Friday, 14 June 2013

Big Oil heading for Big Crunch or big Crash

Now that peak-oil has come and gone where are we now? Peak Oil described the period of time when oil production from traditional and relatively easy land based oil drilling would be at its maximum, that was about 10 years ago. Gone are the days when using 1 barrel of crude oil would translate to 20 barrels of new crude extracted from the ground.
The reduced supply, and the extra costs in drilling at sea, or of the many small drill sites involved in shale-gas extraction. Today, the extraction industry delivers as little as 2-4 barrels equivalent barrels. Shale gas extraction is especially expensive, since transporting equipment, fracking fluids, "produced" fluids, requires many large "gas guzzling" trucks.
Oil sands suffers from essentially the same problem. But on top of that, Canadian oil sands alone, are set to add another 140ppm for atmospheric CO2 which is in-congruent with organized life on this planet. So far climate change has seen the planets temperature rise <1°C. Already we have seen consequences. Some days in the last Australian summer were so hot that petrol(gasoline) evaporated before it reached the tanks of motor vehicles. Ohio was too hot for corn to fertilize in 2012. Wildfires in Colorado, and Sandy in New York. These freak weather incidents are becoming the new normal.  New Zealand now has a tornado season, and the media have stopped using "80 year" flood/drought terminology any more because such events are now seen so regularly they are really "5-10 year" events.
Over the last 40 years, litmus paper dipped in ocean water has been coming out a different colour. Ocean water is now 30% more acidic than it was in the 1970s.
Warmer air absorbs more water, Water evaporates from the soil faster, the air carries more water before reaching saturation. as the air moves and its pressure falls it now dumps more rain often in places and in such quantities declarations of emergency from local and national authorities are inevitable. The air is now 5% wetter. Europe is seeing floods in summers, 20million Pakistani people were displaced by floods in a region that never sees floods(so much for Mosaic rainbows).
It seems to me, and I could be well wrong, that the last time the climate changed this fast was 65m years ago, and saw the extinction of dinosaurs.

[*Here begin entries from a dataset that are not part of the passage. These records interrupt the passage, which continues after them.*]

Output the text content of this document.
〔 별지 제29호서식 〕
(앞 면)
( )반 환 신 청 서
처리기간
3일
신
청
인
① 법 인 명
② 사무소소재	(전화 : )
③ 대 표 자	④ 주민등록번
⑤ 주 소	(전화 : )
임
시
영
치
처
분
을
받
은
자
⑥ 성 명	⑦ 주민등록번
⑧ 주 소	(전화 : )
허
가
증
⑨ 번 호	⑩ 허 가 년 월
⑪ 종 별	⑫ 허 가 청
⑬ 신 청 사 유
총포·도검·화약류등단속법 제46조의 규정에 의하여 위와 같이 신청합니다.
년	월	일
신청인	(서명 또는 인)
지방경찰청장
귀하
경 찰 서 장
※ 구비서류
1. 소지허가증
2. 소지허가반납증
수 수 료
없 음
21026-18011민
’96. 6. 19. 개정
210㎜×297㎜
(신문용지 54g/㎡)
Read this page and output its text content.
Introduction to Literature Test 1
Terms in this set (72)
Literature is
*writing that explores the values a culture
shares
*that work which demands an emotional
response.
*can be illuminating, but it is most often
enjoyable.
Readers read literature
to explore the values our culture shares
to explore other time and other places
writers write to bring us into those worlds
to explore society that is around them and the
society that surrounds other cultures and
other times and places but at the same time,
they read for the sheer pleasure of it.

Well known liberal radical bastions (that's sarcasm for the benefit of Louie Gomert and Michelle Bachman) Price-Waterhouse Coopers, the International Energy Agency, and the World Bank, point to the world heading for trouble. Price-Waterhouse Coopers the people who count the Oscar votes looked at the proprietary databases of the extraction industry and found 2795 giga tonnes (Gt) of carbon in their business plans. The world bank noted that there is no chance of development in a world with rapidly rising temperatures. The International Energy Agency's annual report says 80% of the carbon in the business plans of extraction companies must stay in the ground. The maximum amount of carbon the atmosphere can absorb is 565Gt - any more than that and temperatures rise above the 2°C safe limit agreed upon in 1995.

While Copenhagen was haled at the time as a great starting point, you might be forgiven for thinking there should by now be some bold new action plan that would have been decided upon and agree to with exciting projects receiving public funding, new jobs, international cooperation. But so far bold international agreement is limited to the 1995 aggreement that anything more that 2°C would be bad. Indeed subsequent climate summits have been mired in in-fighting and nations arguing to get some advantage for petty self interests. Worse still corporations have effectively bribed law makers to do nothing that would hurt their industry including public investment in competitive industries like Wind or Solar industries with politicians using sound bites like "we don't pick winners".

But despite the dearth of support, renewable clean energy is coming online and growing fast. The Carbon fuel industry will face real competition from primarily wind and solar. The world largest coal company, Coal India, uses solar power in its facilities because it's literally cheaper than burning coal straight out of the ground. Solar generation, is already approaching grid parity in India, and will soon be cheaper than other generation that they are using.

What does this mean? It means carbon energy is losing market share, while its expense base is rising. Much profit is made through commodities speculation an derivatives. What will happen when the bottom drops out of the market? First up investment is under downward pressure from concerned ethical investors who are divesting funds from Big Carbon investments. Eventually this will cause the Big Carbon share price to crash. These divested funds wont disappear, they go into other funds and the stock market can remain stable. What ever you do don't get caught with Big Carbon stocks in your portfolio unless you want to take a bath, especially you big banks.

Bill McKibben spoke ineloquently but effective at The Embassy Theatre in Wellington last night. I was surprised to read in The Listener article that the New Zealand Superfund has over NZ$22b invested in big carbon. If you are a KiwiSaver it will be in your best interest to lobby for divestment from big carbon. Because when Big Carbon goes down investors will lose big.
As an ethical consumer you might want to avoid Z fill-up stations too. Shell the Parent Company for Z is exploring off the Otago/Southland coast putting the fishing industry at risk.
Another way to avoid adding more carbon to the atmosphere is to use filtered used vegetable oil with a dash of ethanol.